Minster notes that several university offices at DePaul display Black Lives Matter signs, and a number of “extreme” flyers for left-wing social-justice events are permitted on campus. “In just the last six months, this ‘Catholic’ university has prohibited partisan political chalking, allowed protesters to raid an event, banned speakers from campus entirely, and now prohibited a pro-life flyer,” he says. “There is seemingly no step this cowardly administration won’t take to suppress free speech. . . . If the University is going to haphazardly hand out trademarks on phrases to ‘protected classes,’ they should make that clear to incoming students who actually value free speech.”
Burkhart says that DePaul’s ongoing speaker series on race and free speech so far has featured a number of individuals who all, to a greater or lesser extent, have advocated restricting free speech when it could be construed as hurtful to minority groups. “DePaul is really big on defending marginalized students, so it’s really ironic that they would write this entire statement calling those in our club bigots and attempting to marginalize us for what we believe.”

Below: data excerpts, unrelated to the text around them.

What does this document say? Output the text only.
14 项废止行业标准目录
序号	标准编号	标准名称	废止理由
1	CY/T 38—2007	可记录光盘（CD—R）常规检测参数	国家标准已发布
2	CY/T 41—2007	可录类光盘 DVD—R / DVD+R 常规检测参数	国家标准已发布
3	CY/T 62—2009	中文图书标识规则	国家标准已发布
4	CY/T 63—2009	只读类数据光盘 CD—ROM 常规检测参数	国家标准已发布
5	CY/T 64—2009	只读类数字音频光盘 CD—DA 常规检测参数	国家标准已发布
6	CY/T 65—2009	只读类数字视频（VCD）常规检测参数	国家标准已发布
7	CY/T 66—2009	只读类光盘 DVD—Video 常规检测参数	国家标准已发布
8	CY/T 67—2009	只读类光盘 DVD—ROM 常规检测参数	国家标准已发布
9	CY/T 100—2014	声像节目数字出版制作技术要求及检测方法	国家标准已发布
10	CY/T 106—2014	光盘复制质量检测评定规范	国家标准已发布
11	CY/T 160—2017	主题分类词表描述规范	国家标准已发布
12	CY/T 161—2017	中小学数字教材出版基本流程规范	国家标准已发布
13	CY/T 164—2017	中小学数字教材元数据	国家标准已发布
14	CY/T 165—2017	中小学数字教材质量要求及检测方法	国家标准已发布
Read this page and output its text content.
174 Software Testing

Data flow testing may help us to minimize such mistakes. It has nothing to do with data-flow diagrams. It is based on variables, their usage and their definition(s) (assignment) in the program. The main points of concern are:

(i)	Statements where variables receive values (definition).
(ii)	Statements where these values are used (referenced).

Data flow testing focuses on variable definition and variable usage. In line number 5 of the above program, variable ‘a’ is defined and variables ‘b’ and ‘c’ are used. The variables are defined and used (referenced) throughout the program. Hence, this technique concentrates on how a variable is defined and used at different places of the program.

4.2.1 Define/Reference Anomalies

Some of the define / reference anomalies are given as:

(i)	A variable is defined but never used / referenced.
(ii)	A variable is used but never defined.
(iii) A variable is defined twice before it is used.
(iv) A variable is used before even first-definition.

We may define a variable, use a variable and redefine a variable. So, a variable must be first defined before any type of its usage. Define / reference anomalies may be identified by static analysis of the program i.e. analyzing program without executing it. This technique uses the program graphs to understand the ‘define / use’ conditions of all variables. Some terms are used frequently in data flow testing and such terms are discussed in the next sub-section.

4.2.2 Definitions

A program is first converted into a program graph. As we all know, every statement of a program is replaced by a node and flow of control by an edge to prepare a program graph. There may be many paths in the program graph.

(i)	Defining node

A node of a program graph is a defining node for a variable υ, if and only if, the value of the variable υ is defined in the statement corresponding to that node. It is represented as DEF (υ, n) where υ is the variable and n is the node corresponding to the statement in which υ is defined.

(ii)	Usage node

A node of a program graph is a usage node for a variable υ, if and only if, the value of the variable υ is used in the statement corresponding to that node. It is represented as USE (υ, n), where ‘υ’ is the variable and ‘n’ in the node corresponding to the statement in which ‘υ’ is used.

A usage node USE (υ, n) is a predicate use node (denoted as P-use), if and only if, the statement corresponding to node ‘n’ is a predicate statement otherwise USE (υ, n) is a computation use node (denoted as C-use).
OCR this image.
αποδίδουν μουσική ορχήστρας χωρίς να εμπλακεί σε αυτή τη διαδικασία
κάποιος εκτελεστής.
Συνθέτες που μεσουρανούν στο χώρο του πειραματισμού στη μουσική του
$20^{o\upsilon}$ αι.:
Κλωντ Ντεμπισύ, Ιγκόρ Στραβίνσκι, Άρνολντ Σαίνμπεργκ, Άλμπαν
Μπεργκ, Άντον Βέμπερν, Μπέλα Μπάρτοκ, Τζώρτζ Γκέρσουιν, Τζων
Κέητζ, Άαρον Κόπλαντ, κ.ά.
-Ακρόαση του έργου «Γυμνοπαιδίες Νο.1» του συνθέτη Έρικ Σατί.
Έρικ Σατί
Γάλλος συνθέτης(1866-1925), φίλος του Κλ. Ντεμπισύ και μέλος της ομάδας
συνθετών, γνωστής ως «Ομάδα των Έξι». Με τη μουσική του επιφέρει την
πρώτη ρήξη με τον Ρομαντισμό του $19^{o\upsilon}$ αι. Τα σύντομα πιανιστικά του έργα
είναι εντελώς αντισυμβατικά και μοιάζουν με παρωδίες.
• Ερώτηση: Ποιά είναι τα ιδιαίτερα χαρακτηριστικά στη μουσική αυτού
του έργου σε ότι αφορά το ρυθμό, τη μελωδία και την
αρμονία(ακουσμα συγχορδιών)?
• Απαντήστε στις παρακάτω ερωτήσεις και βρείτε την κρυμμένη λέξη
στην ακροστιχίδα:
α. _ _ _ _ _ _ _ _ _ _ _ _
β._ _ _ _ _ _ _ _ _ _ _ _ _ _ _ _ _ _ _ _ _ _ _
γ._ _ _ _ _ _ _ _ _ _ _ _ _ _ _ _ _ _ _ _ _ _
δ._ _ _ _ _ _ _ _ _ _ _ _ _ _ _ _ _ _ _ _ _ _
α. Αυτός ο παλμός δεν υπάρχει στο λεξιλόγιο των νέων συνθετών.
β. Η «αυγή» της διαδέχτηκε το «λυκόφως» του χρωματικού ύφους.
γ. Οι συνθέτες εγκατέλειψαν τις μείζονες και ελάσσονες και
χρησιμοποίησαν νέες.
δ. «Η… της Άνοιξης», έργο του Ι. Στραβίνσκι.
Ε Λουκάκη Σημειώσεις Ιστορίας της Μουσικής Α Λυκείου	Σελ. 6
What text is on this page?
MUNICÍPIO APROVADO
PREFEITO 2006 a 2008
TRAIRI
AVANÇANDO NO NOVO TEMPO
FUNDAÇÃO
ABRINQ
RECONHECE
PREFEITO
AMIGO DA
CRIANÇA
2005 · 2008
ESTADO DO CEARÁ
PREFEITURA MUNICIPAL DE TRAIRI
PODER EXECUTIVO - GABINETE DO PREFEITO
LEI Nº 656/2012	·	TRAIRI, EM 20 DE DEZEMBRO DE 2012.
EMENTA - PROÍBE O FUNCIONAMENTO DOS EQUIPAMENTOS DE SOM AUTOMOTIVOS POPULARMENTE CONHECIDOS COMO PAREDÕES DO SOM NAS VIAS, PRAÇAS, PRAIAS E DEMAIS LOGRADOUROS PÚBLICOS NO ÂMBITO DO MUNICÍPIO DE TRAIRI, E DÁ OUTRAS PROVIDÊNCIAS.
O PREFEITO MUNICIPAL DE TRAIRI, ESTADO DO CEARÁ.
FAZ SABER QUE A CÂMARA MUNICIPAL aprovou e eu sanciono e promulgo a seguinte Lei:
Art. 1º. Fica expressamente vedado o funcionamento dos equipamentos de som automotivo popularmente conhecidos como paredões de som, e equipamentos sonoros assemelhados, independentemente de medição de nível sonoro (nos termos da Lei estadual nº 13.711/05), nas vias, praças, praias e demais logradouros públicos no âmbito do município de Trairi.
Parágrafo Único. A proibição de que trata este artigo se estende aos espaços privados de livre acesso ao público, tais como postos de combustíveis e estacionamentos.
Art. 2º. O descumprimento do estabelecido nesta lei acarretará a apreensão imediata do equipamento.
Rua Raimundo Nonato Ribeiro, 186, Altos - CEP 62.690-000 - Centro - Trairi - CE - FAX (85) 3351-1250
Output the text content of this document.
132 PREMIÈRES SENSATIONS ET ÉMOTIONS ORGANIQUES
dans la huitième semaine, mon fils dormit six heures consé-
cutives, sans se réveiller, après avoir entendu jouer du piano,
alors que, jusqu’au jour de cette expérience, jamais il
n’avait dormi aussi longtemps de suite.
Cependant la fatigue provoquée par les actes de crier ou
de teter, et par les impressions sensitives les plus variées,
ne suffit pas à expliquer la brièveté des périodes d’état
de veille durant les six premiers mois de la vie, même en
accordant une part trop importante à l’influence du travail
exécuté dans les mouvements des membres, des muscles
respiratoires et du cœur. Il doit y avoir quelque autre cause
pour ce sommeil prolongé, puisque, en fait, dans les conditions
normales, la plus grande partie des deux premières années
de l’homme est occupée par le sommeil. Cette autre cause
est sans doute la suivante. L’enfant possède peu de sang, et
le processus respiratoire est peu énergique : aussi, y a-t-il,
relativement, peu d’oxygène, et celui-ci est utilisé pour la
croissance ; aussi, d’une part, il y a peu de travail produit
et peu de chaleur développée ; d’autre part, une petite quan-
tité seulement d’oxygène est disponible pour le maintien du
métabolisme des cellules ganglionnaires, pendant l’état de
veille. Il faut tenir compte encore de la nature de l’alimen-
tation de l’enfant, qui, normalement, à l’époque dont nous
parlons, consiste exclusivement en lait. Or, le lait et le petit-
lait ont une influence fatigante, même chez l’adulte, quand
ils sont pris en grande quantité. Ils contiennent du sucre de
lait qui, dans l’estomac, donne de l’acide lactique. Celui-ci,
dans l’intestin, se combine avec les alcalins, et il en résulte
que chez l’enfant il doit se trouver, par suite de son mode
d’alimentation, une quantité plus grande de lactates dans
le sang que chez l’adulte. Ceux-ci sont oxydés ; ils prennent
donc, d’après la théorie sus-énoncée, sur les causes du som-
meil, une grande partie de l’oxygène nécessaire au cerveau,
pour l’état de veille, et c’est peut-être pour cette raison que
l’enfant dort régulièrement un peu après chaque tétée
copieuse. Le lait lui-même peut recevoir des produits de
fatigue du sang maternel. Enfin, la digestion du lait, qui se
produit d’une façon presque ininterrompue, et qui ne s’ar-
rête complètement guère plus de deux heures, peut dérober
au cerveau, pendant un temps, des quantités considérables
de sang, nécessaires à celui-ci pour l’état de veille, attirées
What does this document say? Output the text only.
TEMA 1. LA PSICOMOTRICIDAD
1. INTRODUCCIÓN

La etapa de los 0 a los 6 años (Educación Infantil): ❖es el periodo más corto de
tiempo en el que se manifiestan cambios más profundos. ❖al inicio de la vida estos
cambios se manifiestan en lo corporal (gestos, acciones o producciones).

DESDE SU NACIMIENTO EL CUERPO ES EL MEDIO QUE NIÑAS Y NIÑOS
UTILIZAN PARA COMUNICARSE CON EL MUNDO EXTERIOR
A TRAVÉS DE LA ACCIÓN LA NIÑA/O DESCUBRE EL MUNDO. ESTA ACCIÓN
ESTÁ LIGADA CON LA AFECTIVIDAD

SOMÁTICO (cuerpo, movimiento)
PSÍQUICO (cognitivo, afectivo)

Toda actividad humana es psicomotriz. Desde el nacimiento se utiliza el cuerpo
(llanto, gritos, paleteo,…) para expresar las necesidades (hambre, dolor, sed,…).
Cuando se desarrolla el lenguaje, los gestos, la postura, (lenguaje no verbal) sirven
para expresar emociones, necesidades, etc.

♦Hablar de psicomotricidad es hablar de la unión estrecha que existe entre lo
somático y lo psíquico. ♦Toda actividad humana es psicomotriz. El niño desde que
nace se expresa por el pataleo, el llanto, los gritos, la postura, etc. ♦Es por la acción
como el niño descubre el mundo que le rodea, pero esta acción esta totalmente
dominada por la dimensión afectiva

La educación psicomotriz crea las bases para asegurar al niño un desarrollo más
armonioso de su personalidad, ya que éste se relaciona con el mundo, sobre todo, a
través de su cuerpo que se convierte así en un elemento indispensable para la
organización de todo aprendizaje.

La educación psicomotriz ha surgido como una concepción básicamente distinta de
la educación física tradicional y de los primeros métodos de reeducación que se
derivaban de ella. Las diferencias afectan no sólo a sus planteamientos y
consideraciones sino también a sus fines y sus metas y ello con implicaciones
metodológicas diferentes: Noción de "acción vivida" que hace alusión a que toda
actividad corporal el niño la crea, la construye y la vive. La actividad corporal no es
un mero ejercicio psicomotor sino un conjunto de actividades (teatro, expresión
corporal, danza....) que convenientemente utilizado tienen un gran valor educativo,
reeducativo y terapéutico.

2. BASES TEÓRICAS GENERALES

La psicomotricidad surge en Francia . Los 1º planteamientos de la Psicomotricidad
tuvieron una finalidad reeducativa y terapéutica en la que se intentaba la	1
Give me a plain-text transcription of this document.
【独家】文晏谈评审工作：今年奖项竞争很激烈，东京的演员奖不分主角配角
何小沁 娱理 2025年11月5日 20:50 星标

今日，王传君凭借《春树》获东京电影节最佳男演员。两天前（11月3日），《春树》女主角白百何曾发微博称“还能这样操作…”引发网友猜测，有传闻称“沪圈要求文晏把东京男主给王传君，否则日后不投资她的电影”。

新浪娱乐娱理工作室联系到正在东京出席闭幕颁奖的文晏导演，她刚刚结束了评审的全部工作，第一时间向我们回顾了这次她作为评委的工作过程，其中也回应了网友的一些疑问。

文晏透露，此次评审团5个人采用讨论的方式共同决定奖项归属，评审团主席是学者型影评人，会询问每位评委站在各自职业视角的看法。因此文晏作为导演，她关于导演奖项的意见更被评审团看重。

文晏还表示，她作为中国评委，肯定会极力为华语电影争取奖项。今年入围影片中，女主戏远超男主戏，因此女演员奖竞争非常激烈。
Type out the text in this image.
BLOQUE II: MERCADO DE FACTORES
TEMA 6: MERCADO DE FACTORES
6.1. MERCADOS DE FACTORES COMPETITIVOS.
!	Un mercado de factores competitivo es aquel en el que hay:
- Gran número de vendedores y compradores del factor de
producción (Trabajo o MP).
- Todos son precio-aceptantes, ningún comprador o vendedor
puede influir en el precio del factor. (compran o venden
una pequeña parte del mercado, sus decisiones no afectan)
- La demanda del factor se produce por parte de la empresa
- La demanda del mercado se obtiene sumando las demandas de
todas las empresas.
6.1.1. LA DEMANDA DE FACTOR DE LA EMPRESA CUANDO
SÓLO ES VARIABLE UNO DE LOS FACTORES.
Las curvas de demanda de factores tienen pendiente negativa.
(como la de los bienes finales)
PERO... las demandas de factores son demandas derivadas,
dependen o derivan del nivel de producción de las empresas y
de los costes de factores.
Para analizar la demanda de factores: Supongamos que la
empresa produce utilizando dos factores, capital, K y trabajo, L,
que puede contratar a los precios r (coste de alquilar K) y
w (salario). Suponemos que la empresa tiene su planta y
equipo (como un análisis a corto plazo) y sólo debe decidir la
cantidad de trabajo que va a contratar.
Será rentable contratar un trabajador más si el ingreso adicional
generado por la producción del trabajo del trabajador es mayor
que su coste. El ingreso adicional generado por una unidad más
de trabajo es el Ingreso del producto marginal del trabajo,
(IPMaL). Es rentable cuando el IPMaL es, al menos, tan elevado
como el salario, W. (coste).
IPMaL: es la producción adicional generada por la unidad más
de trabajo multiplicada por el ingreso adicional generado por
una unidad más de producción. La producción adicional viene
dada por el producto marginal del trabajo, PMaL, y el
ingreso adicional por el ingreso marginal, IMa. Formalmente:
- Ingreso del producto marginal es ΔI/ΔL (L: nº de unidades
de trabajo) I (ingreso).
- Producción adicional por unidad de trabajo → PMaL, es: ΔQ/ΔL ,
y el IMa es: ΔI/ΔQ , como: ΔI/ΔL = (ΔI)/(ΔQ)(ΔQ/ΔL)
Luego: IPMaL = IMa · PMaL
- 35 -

As a private, Catholic university, DePaul is not explicitly obliged to respect students’ free-speech rights like a public university would be. But it is disturbing that the university would choose not to do so, and even more disturbing that DePaul’s administration justified their decision by invoking the university’s “Catholic values.” It is hard to believe that the phrase “Unborn Lives Matter” is in violation of a Catholic university’s values when, in fact, this phrase ought to embody them.This is not the first time that DePaul’s administration has been confused about the proper application of its Catholic guidelines. For instance, one of the university’s 2016 commencement speakers was Martin Castro, chairman of the U.S. Commission on Civil Rights, who in his professional capacity has advocated same-sex marriage and radical gender theory, and opposed religious-freedom legislation that would have enabled Catholic institutions to uphold their values. DePaul was also found to have referred students to jobs and internships at Planned Parenthood, and to have promoted social-media posts celebrating the Supreme Court decision recognizing same-sex marriage nationwide.
While it is the university administration’s prerogative to take these actions — even though they openly conflict with established Church doctrine — it is appalling that the same administration would invoke its Catholic principles to ban pro-life flyers from campus. It is evident that Holtschneider and his staff are intent upon silencing conservative student voices, even if they must wield their Catholic identity as a cudgel to do so.
— Alexandra DeSanctis is a William F. Buckley Fellow in Political Journalism at the National Review Institute.